Potential design for CleanSpace One’s active debris removal technology demonstration mission in which they will attempt to capture the Swisscube spacecraft and clean it up. Swisscube has narrowly avoided impact several times - soon after launch it was caught up in the train of debris created by the February 2009 collision between the commercial satellite Iridium-33 the Russian satellite Cosmos-2251; in September 2013, the US Air Force reported the Cubesat had passed less than 75 m away from one of 15,000 pieces of space debris more than 10 cm in diameter that have been identified and are monitored from the ground by the US. Barring an unforeseen event, Swisscube’s demise has been programmed for 2018. It will be the first object captured and destroyed by CleanSpace One, a space debris clean-up satellite currently under development
To be sure, all of the above are important considerations and will have to be resolved before a coherent and feasible international legal framework that offers certainty on and a solution to space debris can be constructed - but the international community is far from helpless in the interim.
States and industry can freely enjoin in depoliticized, international cooperation and transparently decide between themselves which objects are space debris, who will peacefully remove them and how the financial burden and potential for liability is to be shared.
The collective trust, knowledge and experience gained can then be put towards more effective future international legal instruments on space debris and active debris removal with global support. In so doing, there is an opportunity to collectively create new space law that is suitably adapted to the challenges of the 21st century and to still hold true to the visionary principles of the original Outer Space Treaty that space shall be the province of all mankind.
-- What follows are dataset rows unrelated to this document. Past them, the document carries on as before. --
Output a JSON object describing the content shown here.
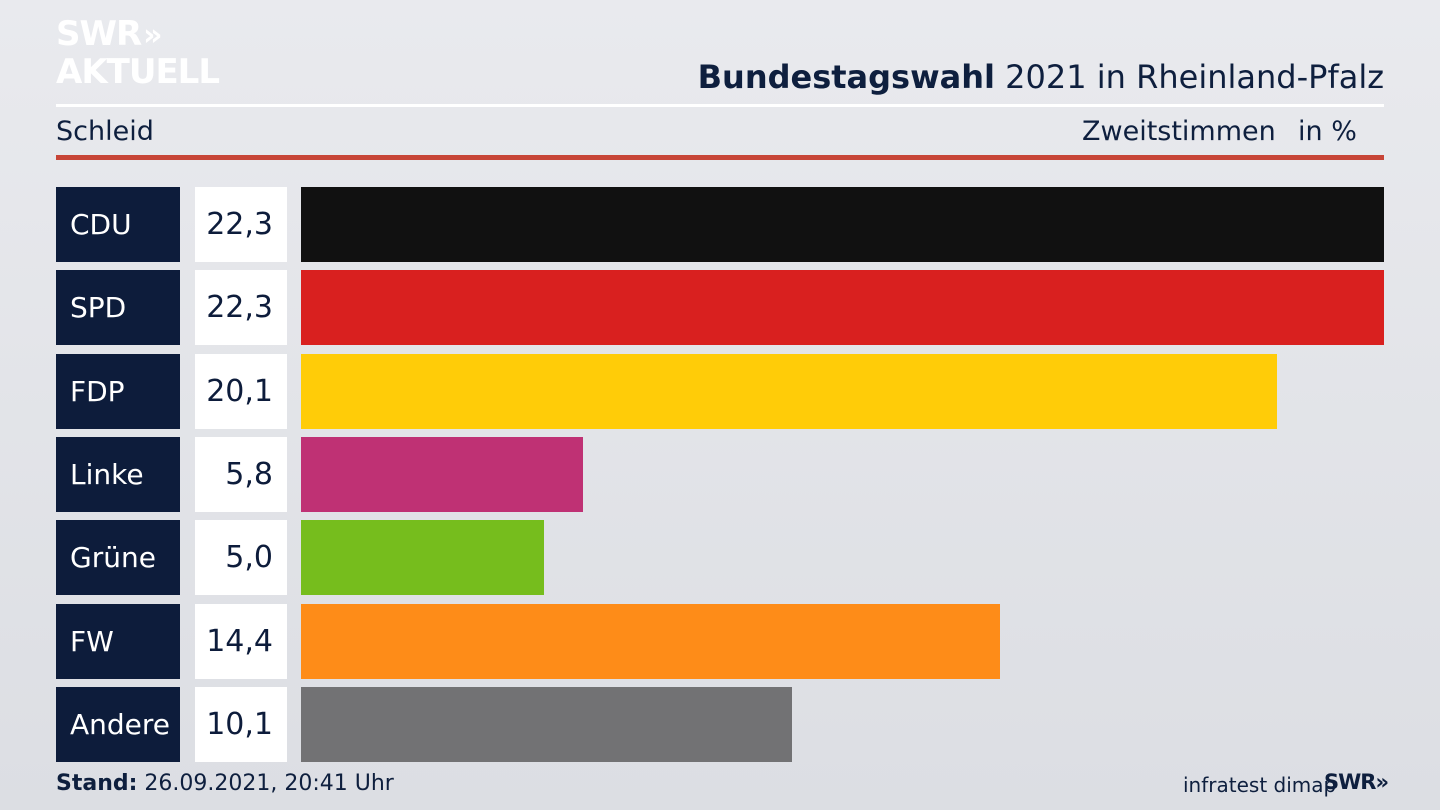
{
  "brand": {
    "line1": "SWR",
    "line2": "AKTUELL",
    "chevrons": "»",
    "footer_logo": "SWR»"
  },
  "header": {
    "title_bold": "Bundestagswahl",
    "title_rest": " 2021 in Rheinland-Pfalz",
    "subtitle": "Schleid",
    "measure": "Zweitstimmen",
    "unit": "in %"
  },
  "chart_data": {
    "type": "bar",
    "orientation": "horizontal",
    "categories": [
      "CDU",
      "SPD",
      "FDP",
      "Linke",
      "Grüne",
      "FW",
      "Andere"
    ],
    "values": [
      22.3,
      22.3,
      20.1,
      5.8,
      5.0,
      14.4,
      10.1
    ],
    "value_labels": [
      "22,3",
      "22,3",
      "20,1",
      "5,8",
      "5,0",
      "14,4",
      "10,1"
    ],
    "colors": [
      "#111111",
      "#d9201f",
      "#ffcc08",
      "#bf3174",
      "#76bd1d",
      "#fe8c18",
      "#727274"
    ],
    "xlim": [
      0,
      22.3
    ]
  },
  "footer": {
    "stand_label": "Stand:",
    "stand_value": " 26.09.2021, 20:41 Uhr",
    "source": "infratest dimap"
  }
}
After all, we are all in this together.
References
1 Treaty on Principles Governing the Activities of States in the Exploration and Use of Outer Space, including the Moon and Other Celestial Bodies (Outer Space Treaty), adopted on 19 December 1966 and entered into force on 10 October 1967, Resolution 2222(XXI) of the United Nations General Assembly, Annex, International Legal Materials 1967, Vol. 6, 386-390.
2 The term Kessler Syndrome, named after Donald J. Kessler who first alerted to this devastating potential of debris proliferation in 1978, denotes a runaway cascade effect wherein collisions between a growing number of orbital objects, debris or spacecraft, will create more debris and lead to more collisions, ad infinitum. See: D.J. KESSLER and B.G. COUR-PALAIS, “Collision Frequency of Artificial Satellites: The Creation of a Debris Belt”, Journal of Geophysical Research: Space Physics 1978, 2637-2646 and D.J. KESSLER, N.L. JOHNSON, J.C. LIOU and M. MATNEY, ‘The Kessler Syndrome: Implications to Future Space Operations’, Advances in the Astronautical Sciences 2010, 47-61.
3 Report of the Committee on the Peaceful Uses of Outer Space on its fiftieth session (15 June 2007), UN Doc. A/62/20 (2007), §118-119 and Annex.
4 Updated set of Draft Guidelines for the Long-Term Sustainability of Outer Space Activities (30 April 2015), UN Doc. A/AC.105/L.298 (2015).
5 Mutual relations between space missions (7 December 1979), UN Doc. A/AC.105/261 (1979).